I owe you for my spiritual growth. I know my Savior better now. You brought me closer to Him. After all, you're the nearest comparison to Heaven that I've ever known.
I owe you for my job title. Because of you, I am Mom. It's a career I've always wanted. I pushed around a plastic stroller (much like yours) at a young age and I dreamed of a real stroller with a real baby. My wildest dreams didn't even do you justice.
I owe you for your marital counseling. Daddy and I have learned how vital alone time is. We used to have a lot of it and we did lose some when you came along. But, you've shown us that we must make time. We have basked in the glory of our creation together. How something as beautiful as you came from us; we'll never know. We have fallen more in love with each other because of you. My heart pounds out of my chest when I see your father holding you. Thank you for that.
I'm sure, someday I'll do something that you'll assume you could never repay me for. Maybe you'll need a little financial boost in your college years, when you're blowing your own money on meaningless items. Perhaps, you'll need to cry to me when a boy breaks your heart for the first time. You'll be upset, sobbing and confused about where you went wrong and I'll speak just the words you need to hear.

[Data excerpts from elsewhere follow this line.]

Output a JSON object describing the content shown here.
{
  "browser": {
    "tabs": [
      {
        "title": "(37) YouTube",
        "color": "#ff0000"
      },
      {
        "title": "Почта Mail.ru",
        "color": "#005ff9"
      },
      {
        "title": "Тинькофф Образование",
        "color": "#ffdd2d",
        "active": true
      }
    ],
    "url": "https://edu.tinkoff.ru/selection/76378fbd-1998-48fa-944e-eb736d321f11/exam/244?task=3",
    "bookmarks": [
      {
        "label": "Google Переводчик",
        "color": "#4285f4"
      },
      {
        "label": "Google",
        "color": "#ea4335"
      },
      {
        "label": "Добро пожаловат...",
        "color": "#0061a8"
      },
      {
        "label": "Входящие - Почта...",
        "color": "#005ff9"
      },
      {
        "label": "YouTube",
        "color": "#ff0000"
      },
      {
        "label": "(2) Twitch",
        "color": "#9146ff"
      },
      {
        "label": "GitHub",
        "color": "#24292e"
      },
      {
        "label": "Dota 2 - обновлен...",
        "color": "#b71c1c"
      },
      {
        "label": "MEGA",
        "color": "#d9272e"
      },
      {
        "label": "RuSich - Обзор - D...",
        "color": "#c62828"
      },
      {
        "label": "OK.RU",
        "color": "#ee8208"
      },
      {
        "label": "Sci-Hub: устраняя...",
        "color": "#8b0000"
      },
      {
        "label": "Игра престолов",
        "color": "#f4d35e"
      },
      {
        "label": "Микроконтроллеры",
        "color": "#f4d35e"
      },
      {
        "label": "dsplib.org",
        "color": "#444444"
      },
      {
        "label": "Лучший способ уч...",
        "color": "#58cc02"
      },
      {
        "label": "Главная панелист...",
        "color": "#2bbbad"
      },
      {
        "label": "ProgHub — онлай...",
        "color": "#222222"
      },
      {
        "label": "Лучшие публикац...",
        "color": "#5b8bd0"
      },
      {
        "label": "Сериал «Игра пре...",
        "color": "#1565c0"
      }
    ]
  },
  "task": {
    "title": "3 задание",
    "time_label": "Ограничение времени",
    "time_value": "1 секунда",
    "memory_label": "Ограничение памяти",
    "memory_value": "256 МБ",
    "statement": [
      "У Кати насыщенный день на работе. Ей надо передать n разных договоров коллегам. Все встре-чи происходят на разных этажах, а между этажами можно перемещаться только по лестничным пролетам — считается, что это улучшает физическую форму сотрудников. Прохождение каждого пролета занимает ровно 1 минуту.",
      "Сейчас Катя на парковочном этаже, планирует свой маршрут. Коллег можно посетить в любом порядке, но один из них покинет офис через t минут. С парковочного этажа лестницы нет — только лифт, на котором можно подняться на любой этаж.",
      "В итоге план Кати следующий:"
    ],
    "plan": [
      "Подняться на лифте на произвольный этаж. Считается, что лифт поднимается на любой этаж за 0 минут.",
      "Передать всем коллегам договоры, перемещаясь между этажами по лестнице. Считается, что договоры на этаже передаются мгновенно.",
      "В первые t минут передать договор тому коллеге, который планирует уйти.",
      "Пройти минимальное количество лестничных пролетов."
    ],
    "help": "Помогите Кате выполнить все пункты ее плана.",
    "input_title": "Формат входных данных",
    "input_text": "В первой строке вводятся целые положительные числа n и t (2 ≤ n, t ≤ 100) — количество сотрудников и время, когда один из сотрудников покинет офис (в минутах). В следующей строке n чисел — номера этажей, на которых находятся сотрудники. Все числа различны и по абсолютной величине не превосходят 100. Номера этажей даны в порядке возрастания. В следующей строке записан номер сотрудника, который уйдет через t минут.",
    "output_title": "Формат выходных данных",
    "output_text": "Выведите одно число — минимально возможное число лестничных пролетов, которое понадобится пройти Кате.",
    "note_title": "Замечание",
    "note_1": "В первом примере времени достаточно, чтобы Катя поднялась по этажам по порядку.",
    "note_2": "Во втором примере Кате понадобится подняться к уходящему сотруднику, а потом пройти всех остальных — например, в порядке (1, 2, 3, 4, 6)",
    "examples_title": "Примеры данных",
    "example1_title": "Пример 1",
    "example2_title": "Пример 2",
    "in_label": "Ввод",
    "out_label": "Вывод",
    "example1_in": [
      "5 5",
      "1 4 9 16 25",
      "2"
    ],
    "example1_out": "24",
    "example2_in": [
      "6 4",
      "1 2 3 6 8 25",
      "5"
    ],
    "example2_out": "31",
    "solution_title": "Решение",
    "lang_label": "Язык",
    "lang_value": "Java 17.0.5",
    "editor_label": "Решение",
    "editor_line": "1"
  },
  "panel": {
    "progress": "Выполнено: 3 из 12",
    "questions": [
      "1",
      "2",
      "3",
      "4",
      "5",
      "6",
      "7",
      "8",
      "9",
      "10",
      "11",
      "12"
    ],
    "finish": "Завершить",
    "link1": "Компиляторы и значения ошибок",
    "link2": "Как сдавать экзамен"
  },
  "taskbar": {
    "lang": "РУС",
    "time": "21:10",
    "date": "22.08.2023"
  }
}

Or, on one of the nights, as a child, when you're up sick. You'll be running a fever with chills and feeling worse than you ever have. And, you'll feel like you owe me for holding your hair back or wiping your forehead. It could be, if and when you're delivering your own child someday; my grandchild. And, while I'm holding your hand as you experience the intense pain of childbirth you'll whisper, "Thank you, Mom. I could never tell you how much it means for you to be here."
But, just call it even. Whatever it is I do for you, is just a small way of thanking you for all you've done for me.
Because, I owe you, dear one. I owe you.